O uso de relatórios produzidos por inteligência artificial no processo penal tem gerado debate entre especialistas do Direito. O tema envolve a possibilidade de esses documentos serem utilizados como prova em decisões judiciais e levanta dúvidas sobre sua confiabilidade e validade.
O avanço das tecnologias de inteligência artificial generativa trouxe novos desafios para o sistema de Justiça. Esses sistemas funcionam com base em padrões estatísticos e não realizam, em regra, consultas em tempo real, o que pode gerar informações imprecisas ou até incorretas, conhecidas como “alucinação”.
No processo penal, a prova tem a função de ajudar o juiz a entender os fatos e tomar decisões com base em elementos confiáveis. A legislação permite a produção de provas, desde que sejam relevantes e adequadas. O Código de Processo Penal também prevê que provas irrelevantes ou sem fundamento podem ser rejeitadas.
Especialistas apontam que relatórios produzidos por inteligência artificial não possuem metodologia científica clara e verificável, o que dificulta sua utilização como prova técnica. Além disso, há falta de transparência sobre como esses sistemas chegam às conclusões, o que impede o controle e a conferência dos resultados.
O problema se torna mais grave quando esses relatórios são utilizados no lugar de perícias técnicas oficiais. Em alguns casos, análises feitas por inteligência artificial podem entrar em conflito com exames realizados por órgãos especializados, o que levanta questionamentos sobre qual informação deve prevalecer.
O Superior Tribunal de Justiça já analisou o tema recentemente. Em decisão da 5ª Turma, foi afastado o uso de um relatório produzido por inteligência artificial como prova em processo penal, por falta de base técnica e científica.
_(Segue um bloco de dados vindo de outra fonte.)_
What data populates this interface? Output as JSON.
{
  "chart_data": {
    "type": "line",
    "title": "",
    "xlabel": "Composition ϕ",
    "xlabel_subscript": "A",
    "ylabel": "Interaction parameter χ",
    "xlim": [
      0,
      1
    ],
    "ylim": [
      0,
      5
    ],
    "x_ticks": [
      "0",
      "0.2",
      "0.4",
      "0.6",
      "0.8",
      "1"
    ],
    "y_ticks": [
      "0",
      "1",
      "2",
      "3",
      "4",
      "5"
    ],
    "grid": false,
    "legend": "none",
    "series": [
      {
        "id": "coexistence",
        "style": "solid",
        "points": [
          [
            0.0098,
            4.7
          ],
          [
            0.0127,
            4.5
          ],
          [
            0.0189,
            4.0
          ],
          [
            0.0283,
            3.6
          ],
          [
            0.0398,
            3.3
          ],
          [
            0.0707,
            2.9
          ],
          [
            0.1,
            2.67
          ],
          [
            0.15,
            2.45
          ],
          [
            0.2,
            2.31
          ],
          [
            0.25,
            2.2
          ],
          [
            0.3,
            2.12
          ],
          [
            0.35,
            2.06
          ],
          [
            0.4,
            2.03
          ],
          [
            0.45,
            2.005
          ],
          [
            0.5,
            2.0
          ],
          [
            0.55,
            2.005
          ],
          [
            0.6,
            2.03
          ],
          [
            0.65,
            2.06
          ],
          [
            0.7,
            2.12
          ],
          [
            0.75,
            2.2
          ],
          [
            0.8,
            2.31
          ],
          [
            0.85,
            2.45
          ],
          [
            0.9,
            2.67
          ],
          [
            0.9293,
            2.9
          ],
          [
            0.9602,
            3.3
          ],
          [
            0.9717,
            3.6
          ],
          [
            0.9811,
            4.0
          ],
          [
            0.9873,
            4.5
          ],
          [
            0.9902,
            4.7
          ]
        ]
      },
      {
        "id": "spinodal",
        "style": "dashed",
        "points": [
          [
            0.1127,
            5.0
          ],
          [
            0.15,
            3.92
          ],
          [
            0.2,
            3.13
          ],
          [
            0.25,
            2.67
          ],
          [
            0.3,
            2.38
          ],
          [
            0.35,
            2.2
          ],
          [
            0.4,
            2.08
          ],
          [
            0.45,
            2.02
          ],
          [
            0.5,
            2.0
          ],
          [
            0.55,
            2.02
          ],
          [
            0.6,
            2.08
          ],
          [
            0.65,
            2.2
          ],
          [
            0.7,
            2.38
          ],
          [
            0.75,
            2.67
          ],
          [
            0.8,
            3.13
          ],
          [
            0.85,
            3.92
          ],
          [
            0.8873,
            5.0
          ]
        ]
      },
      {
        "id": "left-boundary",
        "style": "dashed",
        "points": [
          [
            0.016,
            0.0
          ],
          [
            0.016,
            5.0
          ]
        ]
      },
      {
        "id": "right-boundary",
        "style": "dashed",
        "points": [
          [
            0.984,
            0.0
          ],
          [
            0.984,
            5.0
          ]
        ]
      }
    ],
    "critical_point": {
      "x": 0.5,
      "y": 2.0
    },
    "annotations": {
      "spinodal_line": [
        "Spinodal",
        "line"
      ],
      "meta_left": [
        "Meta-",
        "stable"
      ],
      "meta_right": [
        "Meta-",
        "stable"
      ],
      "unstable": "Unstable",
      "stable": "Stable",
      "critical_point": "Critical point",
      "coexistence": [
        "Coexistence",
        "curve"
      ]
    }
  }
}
Apesar das críticas, há entendimento de que o uso da tecnologia não deve ser totalmente descartado. Alguns especialistas defendem que relatórios de inteligência artificial podem ser utilizados como apoio, desde que não substituam perícias técnicas e sejam analisados junto com outras provas do processo.
O debate também envolve princípios do processo penal, como o contraditório e a ampla defesa. A avaliação das provas deve permitir questionamento e verificação, garantindo decisões baseadas em critérios claros e racionais.
Para especialistas, o caminho é adotar cautela no uso dessas ferramentas. A tecnologia pode auxiliar o trabalho jurídico, mas precisa seguir regras que garantam segurança, transparência e respeito às normas do processo.
O tema deve continuar em discussão, à medida que o uso da inteligência artificial cresce no Judiciário e em outras áreas da sociedade.